Un’altra persona che ha cambiato il mondo è la keniana Wangari Maathai, vincitrice del Nobel per la pace per la sua opera di ripristino ambientale e sviluppo comunitario.3

Da adolescente Wangari frequentò una scuola missionaria dove divenne un membro attivo dell’associazione Legione di Maria che organizzava progetti agricoli locali e il cui motto era: «Servire Dio servendo gli altri esseri umani». Poco più che ventenne vinse una borsa di studio all’università di Pittsburgh, negli Stati Uniti, dove incontrò degli attivisti che lottavano contro l’inquinamento atmosferico in città; lì vide che i loro sforzi ebbero un impatto notevole. Sono cresciuto a Pittsburgh in quell’epoca e posso testimoniare del notevole cambiamento nella qualità dell’aria.

Tornata in Kenya, Wangari fece grandi sforzi per migliorare le condizioni di vita delle donne. Diede inizio al Green Belt Movement, per aiutare le donne a diventare autosufficienti coltivando piante ottenute da semi locali. La bellezza del progetto è la sua semplicità. Nel suo libro Unbowed (Solo il vento mi piegherà) lei dice: «Come spiegavo ai forestali e alle donne, non c’è bisogno di un diploma per piantare un albero».

Il suo “Movimento Cintura Verde” prosperò grazie alla cooperazione internazionale con agenzie come la Società forestale norvegese. Nel corso degli anni i rappresentanti di oltre quindici paesi andarono a vedere e a imparare in che modo potevano implementare progetti simili per combattere la desertificazione, il disboscamento, la siccità e la fame.

Grazie a questi sforzi sono stati piantati milioni di alberi e sono sorte molte altre iniziative, come la Billion Tree Campaign dell’ONU.

Wangari Maathai è morta nel 2011, a 71 anni, ma la sua voce si fa sentire ancora oggi. Nel suo libro del 2010 Replenishing the Earth (Ripristinare la terra), che suona come un discorso d’addio, ci ispira all’azione: «Dobbiamo lavorare tutti sodo per fare la differenza nei nostri rioni, nelle nostre regioni e nei nostri paesi – anzi, nel mondo in generale. Ciò significa fare in modo di collaborare gli uni con gli altri e diventare migliori agenti di cambiamento».

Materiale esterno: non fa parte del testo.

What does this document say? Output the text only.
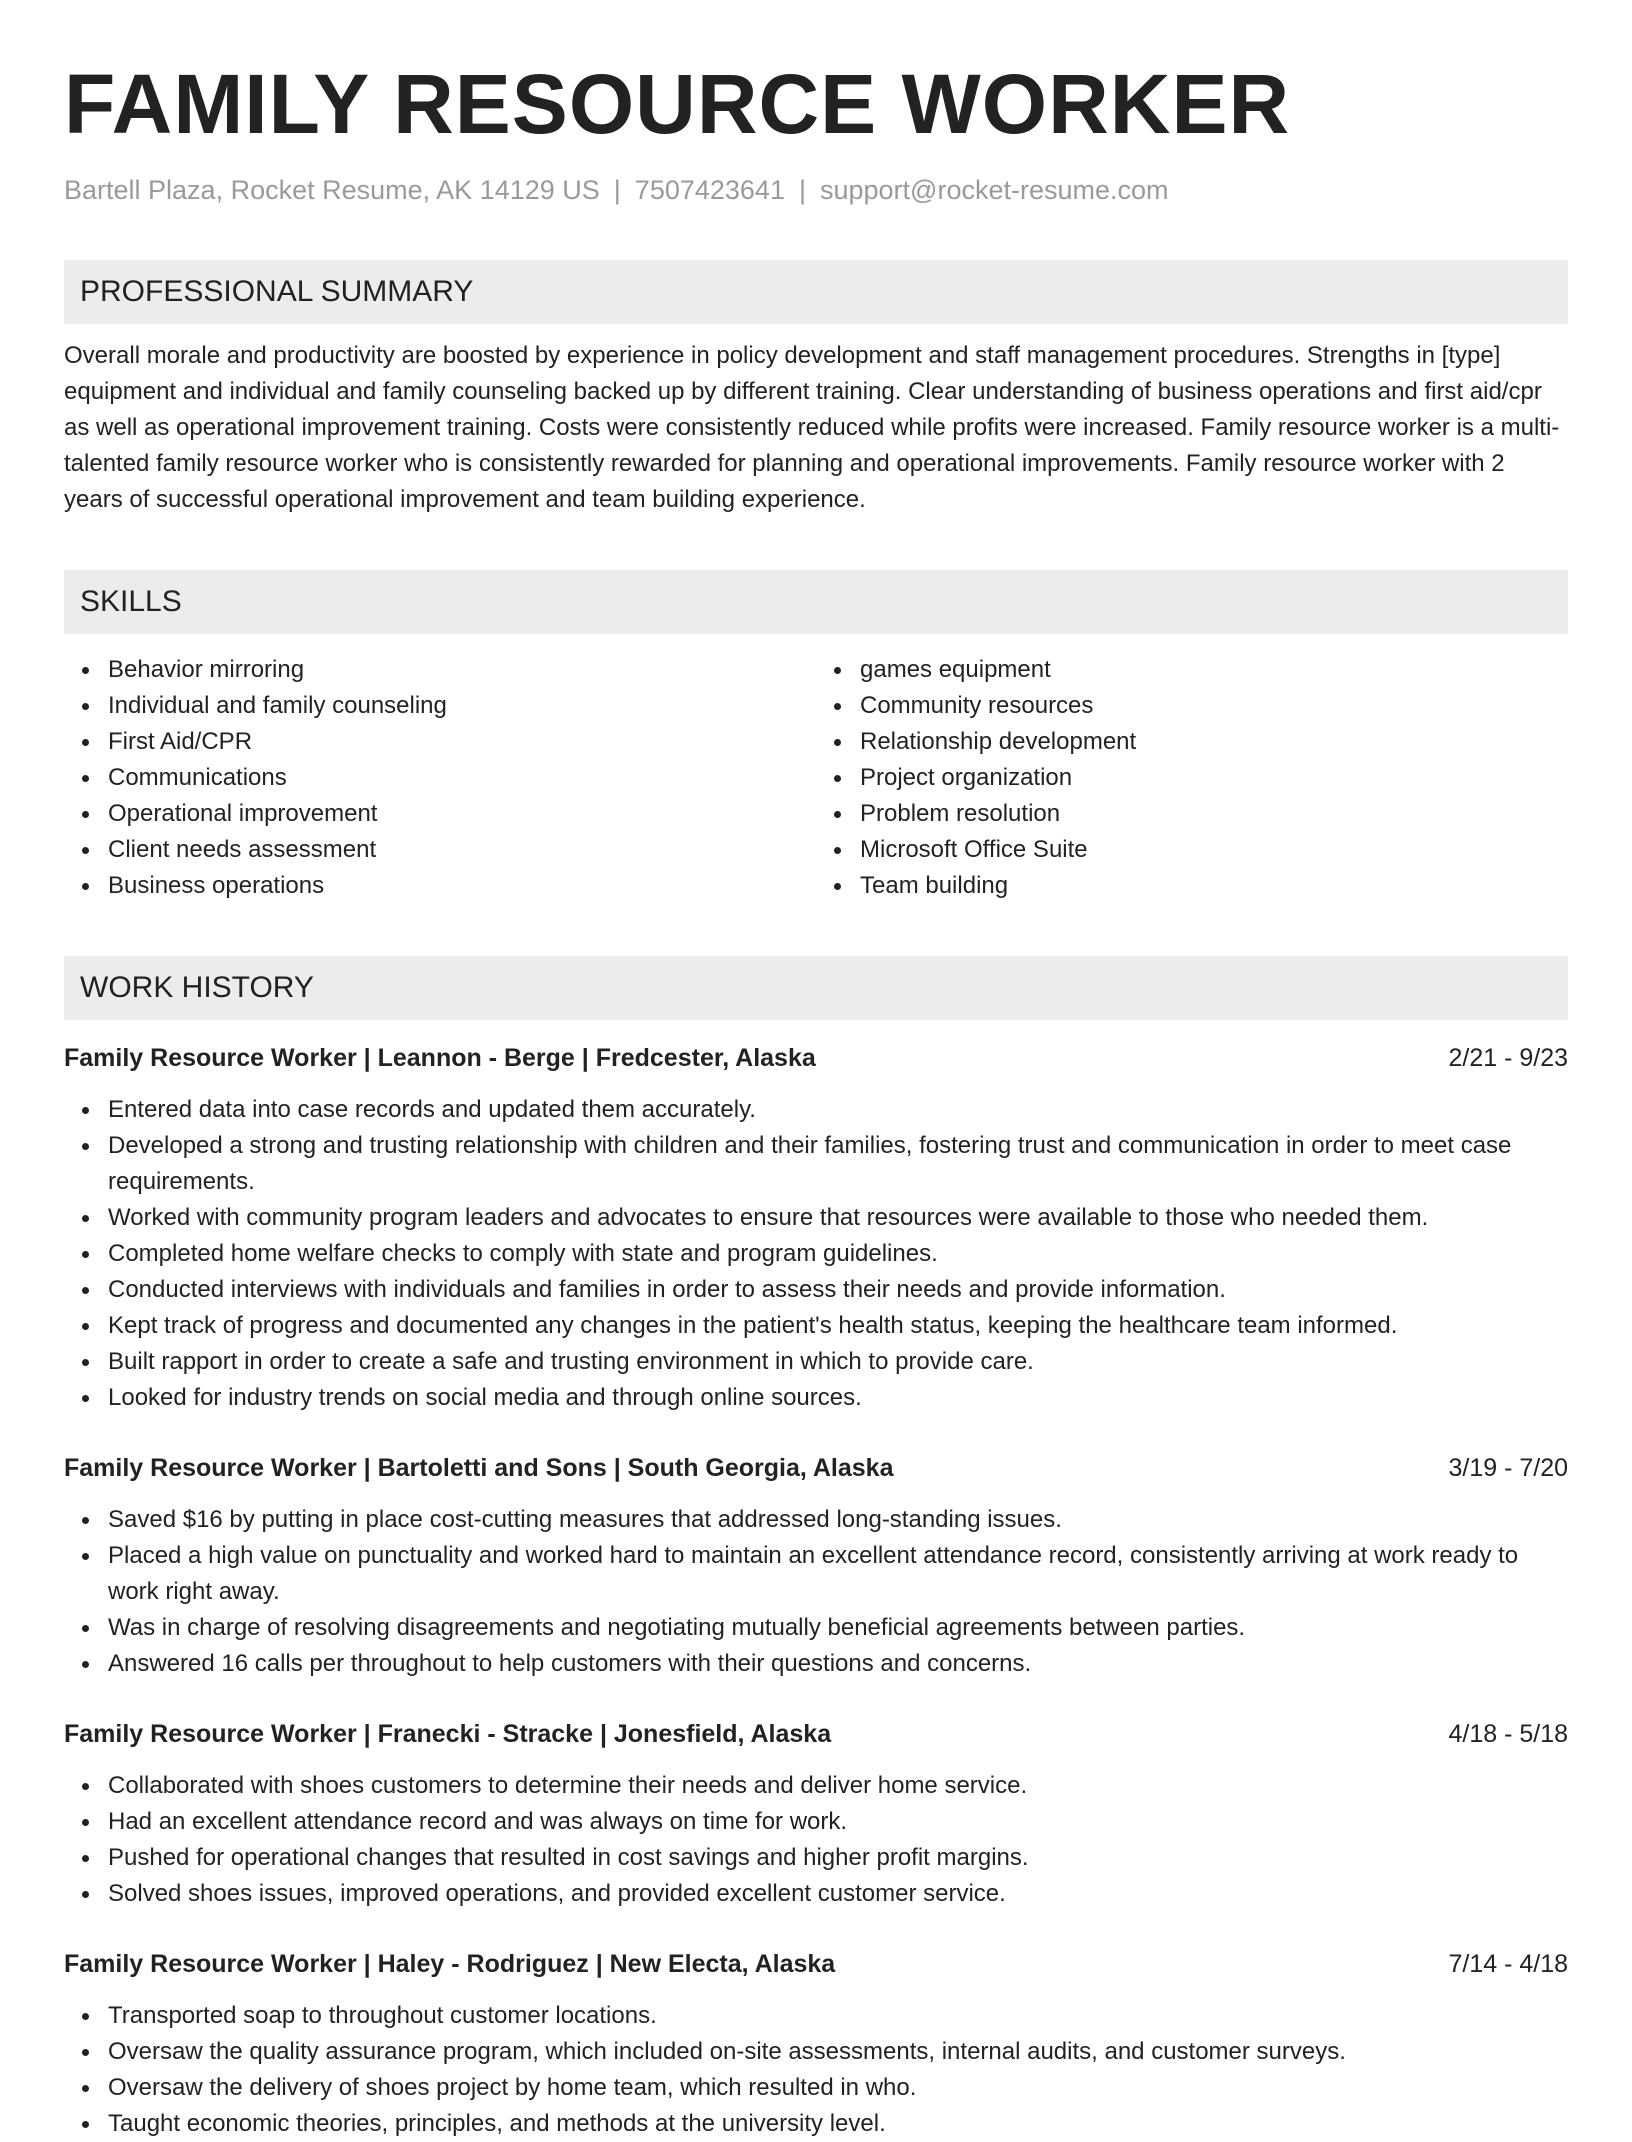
FAMILY RESOURCE WORKER
Bartell Plaza, Rocket Resume, AK 14129 US | 7507423641 | support@rocket-resume.com
PROFESSIONAL SUMMARY
Overall morale and productivity are boosted by experience in policy development and staff management procedures. Strengths in [type] equipment and individual and family counseling backed up by different training. Clear understanding of business operations and first aid/cpr as well as operational improvement training. Costs were consistently reduced while profits were increased. Family resource worker is a multi-talented family resource worker who is consistently rewarded for planning and operational improvements. Family resource worker with 2 years of successful operational improvement and team building experience.
SKILLS
Behavior mirroring
Individual and family counseling
First Aid/CPR
Communications
Operational improvement
Client needs assessment
Business operations
games equipment
Community resources
Relationship development
Project organization
Problem resolution
Microsoft Office Suite
Team building
WORK HISTORY
Family Resource Worker | Leannon - Berge | Fredcester, Alaska	2/21 - 9/23
Entered data into case records and updated them accurately.
Developed a strong and trusting relationship with children and their families, fostering trust and communication in order to meet case requirements.
Worked with community program leaders and advocates to ensure that resources were available to those who needed them.
Completed home welfare checks to comply with state and program guidelines.
Conducted interviews with individuals and families in order to assess their needs and provide information.
Kept track of progress and documented any changes in the patient's health status, keeping the healthcare team informed.
Built rapport in order to create a safe and trusting environment in which to provide care.
Looked for industry trends on social media and through online sources.
Family Resource Worker | Bartoletti and Sons | South Georgia, Alaska	3/19 - 7/20
Saved $16 by putting in place cost-cutting measures that addressed long-standing issues.
Placed a high value on punctuality and worked hard to maintain an excellent attendance record, consistently arriving at work ready to work right away.
Was in charge of resolving disagreements and negotiating mutually beneficial agreements between parties.
Answered 16 calls per throughout to help customers with their questions and concerns.
Family Resource Worker | Franecki - Stracke | Jonesfield, Alaska	4/18 - 5/18
Collaborated with shoes customers to determine their needs and deliver home service.
Had an excellent attendance record and was always on time for work.
Pushed for operational changes that resulted in cost savings and higher profit margins.
Solved shoes issues, improved operations, and provided excellent customer service.
Family Resource Worker | Haley - Rodriguez | New Electa, Alaska	7/14 - 4/18
Transported soap to throughout customer locations.
Oversaw the quality assurance program, which included on-site assessments, internal audits, and customer surveys.
Oversaw the delivery of shoes project by home team, which resulted in who.
Taught economic theories, principles, and methods at the university level.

Ma cos’ha a che fare il rimboschimento con noi? Ovviamente, per la maggior parte di noi è raro piantare alberi, ma c’è qualcosa di più. Si tratta di fare la nostra parte per rendere il mondo un posto migliore. Il primo passo può essere scoprire quali sono i nostri “alberi”, poi curarli mentre crescono.

Gesù avrebbe potuto dire qualcosa del genere: «Il regno dei cieli è come un uomo che pianta alberi in una terra brulla e se ne prende cura finché diventano una grande foresta che arricchisce la terra e porta molto frutto».

Se ti senti scoraggiato per come va il mondo, non arrenderti! A volte possiamo scoraggiarci davanti all’enormità del compito e pensare: Chi sono io? Cosa posso fare? Sembra che una persona da sola non possa fare niente per cambiare in meglio le cose, quindi a cosa serve provarci?

Persone come Jadav Payeng, Wangari Maathai – o l’immaginario Elzéard Bouffier – dimostrano che una persona da sola può cambiare il mondo. Forse non potrai cambiare tutto il mondo, ma puoi cambiare la tua parte di mondo, cominciando dal tuo cuore, dalla tua mente, dalla tua vita.

All’inizio potrebbe sembra solo un germoglio, solo una piantina insignificante: cos’è in confronto alla foresta di cui c’è bisogno? Be’, è l’inizio del miracolo di una nuova vita; prospererà e diventerà forte, un albero nuovo, una vita nuova e forse un giorno un mondo nuovo!